In the code below I used a for and found the space based on the byte literal. Then I return the position of the space which is the index i.
But why can len() know the length of the string from index 0 to the position of the space. Even though I only return the position of the space only.
fn main() {
let mut x = String::from("halo ola");
let hasil = kata_pertama(&x);
x.clear();
println!("{}", hasil)
}
fn kata_pertama (x: &String) -> usize {
let x = x.as_bytes();
for (i, &item) in x.iter().enumerate(){
if item == b' '{
return i
}
}
x.len()
}
The x.len() line is only ever reached if no space is found. It then returns the position of the end of the string, which equals the length of the whole string.
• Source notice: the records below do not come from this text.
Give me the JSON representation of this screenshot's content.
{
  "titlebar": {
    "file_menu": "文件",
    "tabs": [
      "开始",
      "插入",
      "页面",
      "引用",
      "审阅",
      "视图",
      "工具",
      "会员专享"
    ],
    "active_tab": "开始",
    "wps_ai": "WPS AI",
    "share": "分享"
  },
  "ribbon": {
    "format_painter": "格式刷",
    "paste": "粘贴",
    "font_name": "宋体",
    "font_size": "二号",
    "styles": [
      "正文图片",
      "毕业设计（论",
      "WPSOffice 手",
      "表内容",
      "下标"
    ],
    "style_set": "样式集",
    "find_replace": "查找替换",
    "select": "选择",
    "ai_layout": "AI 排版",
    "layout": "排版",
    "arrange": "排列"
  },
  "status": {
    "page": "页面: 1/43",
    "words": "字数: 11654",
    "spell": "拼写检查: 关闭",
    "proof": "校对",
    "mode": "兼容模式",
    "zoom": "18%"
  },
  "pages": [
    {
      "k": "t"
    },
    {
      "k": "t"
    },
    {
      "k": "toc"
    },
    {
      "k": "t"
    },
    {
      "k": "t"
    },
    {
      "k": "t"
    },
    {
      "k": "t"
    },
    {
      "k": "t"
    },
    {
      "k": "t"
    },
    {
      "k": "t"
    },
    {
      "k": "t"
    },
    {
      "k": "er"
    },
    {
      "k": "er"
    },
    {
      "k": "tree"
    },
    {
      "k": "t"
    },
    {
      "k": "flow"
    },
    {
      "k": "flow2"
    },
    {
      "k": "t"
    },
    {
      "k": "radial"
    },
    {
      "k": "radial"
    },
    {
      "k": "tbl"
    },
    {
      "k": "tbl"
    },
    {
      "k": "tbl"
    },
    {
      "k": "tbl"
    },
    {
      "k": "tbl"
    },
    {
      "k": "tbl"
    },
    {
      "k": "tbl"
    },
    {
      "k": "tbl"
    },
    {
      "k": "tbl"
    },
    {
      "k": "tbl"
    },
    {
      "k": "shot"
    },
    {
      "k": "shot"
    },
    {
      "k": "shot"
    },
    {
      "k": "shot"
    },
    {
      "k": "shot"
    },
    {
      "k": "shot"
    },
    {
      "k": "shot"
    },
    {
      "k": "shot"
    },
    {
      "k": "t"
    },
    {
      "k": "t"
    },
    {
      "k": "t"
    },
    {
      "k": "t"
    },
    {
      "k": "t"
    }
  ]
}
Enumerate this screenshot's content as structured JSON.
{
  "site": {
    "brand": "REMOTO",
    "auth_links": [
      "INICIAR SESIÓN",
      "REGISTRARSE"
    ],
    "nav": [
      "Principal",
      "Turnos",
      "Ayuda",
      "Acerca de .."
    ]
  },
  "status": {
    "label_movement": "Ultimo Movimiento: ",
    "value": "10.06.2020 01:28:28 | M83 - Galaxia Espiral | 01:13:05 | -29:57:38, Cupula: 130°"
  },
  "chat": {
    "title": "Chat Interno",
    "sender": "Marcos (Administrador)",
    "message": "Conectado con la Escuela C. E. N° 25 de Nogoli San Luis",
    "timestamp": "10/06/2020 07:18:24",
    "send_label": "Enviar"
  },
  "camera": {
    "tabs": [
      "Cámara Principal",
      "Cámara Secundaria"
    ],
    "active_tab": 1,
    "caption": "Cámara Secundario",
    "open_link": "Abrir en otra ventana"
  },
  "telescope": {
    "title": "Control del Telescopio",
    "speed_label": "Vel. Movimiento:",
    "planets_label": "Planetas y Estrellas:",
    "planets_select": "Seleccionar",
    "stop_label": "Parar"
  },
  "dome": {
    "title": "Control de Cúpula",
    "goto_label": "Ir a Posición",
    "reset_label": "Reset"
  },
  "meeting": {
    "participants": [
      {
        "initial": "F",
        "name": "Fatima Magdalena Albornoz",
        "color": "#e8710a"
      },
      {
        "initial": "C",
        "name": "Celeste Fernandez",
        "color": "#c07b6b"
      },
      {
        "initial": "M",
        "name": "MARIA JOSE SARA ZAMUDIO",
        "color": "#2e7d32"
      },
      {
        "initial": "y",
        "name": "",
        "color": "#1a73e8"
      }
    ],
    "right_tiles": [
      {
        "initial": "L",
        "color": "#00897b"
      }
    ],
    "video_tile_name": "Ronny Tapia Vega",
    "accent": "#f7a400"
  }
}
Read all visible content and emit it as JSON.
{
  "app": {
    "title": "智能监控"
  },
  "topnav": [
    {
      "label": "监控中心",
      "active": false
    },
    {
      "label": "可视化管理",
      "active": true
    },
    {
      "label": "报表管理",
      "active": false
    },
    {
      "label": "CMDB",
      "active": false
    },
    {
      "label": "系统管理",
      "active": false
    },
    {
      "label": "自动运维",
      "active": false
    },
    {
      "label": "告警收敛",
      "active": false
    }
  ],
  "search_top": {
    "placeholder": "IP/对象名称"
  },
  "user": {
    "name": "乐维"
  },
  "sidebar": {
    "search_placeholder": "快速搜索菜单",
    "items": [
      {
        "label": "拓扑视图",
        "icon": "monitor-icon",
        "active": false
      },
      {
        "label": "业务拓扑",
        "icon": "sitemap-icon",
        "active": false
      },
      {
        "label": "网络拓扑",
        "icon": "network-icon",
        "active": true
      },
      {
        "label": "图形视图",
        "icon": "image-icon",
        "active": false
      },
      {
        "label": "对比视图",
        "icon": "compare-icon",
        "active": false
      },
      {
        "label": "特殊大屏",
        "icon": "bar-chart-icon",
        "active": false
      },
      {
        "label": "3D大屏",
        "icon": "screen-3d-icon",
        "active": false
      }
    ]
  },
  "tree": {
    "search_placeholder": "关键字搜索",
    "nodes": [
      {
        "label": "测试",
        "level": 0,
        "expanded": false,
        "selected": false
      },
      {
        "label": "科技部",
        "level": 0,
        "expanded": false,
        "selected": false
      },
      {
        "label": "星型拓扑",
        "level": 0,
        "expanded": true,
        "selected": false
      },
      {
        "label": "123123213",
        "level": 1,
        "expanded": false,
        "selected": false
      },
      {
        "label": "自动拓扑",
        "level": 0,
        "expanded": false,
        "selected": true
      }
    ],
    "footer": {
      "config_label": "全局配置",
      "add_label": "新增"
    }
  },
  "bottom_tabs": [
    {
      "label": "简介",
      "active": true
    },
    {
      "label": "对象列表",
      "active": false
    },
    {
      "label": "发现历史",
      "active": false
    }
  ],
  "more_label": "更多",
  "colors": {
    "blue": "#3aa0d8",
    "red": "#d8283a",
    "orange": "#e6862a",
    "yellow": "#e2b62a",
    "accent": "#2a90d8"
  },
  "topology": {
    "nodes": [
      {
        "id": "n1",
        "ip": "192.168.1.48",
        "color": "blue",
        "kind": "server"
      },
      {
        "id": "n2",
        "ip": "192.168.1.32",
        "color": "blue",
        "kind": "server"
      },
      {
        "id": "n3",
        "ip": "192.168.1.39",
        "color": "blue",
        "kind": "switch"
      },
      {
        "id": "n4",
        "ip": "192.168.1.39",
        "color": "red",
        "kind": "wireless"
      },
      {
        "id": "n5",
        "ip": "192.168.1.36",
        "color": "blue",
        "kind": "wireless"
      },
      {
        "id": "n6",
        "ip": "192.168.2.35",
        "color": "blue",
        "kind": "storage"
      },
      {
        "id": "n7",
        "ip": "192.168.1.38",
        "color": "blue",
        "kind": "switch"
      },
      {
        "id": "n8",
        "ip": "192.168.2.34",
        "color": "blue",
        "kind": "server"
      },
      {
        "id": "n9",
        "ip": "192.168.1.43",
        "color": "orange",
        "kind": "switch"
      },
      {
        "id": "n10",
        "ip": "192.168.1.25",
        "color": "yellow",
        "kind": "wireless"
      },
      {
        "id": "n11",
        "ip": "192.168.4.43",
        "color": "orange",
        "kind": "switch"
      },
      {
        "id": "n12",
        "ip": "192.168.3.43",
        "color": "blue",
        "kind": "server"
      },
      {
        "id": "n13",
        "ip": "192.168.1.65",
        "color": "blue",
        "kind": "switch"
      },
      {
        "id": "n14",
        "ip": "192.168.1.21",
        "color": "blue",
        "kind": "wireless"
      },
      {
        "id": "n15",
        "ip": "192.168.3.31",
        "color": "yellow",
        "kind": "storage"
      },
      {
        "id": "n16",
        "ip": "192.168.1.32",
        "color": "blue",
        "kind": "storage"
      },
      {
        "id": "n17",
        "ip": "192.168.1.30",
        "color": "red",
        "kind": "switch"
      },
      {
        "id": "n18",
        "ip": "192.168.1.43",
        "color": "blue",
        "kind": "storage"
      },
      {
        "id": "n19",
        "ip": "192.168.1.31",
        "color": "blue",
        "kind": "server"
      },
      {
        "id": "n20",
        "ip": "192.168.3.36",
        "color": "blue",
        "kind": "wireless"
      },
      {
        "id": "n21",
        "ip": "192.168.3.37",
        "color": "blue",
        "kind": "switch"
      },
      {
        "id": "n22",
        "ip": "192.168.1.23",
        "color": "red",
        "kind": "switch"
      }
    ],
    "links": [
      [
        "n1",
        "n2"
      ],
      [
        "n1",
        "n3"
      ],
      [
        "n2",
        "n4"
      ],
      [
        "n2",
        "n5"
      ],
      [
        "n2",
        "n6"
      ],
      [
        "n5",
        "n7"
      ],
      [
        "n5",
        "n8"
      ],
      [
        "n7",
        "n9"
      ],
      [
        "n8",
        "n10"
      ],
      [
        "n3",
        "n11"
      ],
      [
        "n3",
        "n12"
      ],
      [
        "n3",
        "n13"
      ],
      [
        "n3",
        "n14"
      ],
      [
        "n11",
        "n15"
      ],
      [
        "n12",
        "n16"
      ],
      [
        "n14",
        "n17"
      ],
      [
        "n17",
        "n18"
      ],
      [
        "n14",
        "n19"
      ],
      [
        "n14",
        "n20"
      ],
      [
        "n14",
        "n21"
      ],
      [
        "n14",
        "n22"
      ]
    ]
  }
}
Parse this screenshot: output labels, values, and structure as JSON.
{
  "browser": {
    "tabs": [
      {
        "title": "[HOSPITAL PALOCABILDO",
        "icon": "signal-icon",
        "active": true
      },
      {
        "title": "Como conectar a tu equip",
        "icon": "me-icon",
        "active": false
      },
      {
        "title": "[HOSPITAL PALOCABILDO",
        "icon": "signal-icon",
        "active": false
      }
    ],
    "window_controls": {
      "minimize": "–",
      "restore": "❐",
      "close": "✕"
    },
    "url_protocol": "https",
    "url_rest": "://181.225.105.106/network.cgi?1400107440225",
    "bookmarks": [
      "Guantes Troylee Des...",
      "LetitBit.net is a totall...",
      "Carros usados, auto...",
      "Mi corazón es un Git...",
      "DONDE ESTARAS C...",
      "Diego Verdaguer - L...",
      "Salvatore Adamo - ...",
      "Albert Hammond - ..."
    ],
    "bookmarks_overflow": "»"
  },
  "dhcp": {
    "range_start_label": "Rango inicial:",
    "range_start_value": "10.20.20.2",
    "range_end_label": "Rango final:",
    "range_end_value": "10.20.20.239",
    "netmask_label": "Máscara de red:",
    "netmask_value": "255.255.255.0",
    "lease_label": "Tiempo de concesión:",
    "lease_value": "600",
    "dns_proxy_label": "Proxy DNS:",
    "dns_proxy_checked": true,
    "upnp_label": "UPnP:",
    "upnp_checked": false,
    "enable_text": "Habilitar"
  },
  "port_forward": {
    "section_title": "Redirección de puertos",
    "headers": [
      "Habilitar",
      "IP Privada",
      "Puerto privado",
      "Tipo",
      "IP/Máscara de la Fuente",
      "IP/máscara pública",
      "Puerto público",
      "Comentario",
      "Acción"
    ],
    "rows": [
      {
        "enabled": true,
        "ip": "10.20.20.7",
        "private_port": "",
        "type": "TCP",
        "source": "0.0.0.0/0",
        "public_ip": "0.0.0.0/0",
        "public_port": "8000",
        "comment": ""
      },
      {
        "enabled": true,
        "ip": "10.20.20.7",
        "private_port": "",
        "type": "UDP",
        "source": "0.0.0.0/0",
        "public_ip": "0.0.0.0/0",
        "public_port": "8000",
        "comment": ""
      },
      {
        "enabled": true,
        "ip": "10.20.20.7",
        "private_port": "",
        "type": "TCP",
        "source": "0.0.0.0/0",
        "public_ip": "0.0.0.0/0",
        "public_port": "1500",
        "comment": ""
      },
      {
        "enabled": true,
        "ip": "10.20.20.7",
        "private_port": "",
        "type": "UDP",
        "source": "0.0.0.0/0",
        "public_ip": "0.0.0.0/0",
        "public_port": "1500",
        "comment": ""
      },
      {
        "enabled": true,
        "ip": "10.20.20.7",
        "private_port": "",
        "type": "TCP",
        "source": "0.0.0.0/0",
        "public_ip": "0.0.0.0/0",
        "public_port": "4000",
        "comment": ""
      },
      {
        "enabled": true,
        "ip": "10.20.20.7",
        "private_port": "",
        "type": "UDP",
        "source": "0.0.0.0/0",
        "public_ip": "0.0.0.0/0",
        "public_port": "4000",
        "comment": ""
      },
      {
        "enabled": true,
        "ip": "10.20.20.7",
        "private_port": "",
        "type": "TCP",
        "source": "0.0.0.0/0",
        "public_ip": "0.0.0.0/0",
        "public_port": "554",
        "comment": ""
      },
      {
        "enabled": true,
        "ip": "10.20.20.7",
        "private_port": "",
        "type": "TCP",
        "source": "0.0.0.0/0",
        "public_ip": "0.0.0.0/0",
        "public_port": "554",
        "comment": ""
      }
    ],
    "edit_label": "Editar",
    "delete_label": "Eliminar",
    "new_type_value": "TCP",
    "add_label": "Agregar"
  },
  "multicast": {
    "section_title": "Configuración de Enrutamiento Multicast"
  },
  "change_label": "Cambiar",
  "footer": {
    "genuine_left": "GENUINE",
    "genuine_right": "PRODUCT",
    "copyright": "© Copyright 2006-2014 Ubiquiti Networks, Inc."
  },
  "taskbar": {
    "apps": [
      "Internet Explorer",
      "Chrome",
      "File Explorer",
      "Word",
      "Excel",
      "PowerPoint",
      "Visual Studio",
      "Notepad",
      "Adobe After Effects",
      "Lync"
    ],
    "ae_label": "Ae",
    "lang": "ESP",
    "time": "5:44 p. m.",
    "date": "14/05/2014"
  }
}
If a space is found however, the function exits via an early return in the line return i. This then returns the index i that comes from the enumerate() iterator, which is the index in the iterator (which is an iterator over bytes, hence it also is a bytes index) of the current byte that turned out to be a space character.
After making this question I thought and scribbled on the book. I just thought about it after doing that and reading in more detail rust docs. With your answer, my opinion is more convincing. Thank You.
Note that using &str instead of &String in function arguments is common practice as it makes the function more versatile (supporting other kinds of values like string literals, or Arc<str>, or slices referring to part of a String, etc…), without any real downsides (&String can implicitly coerce into &str in Rust).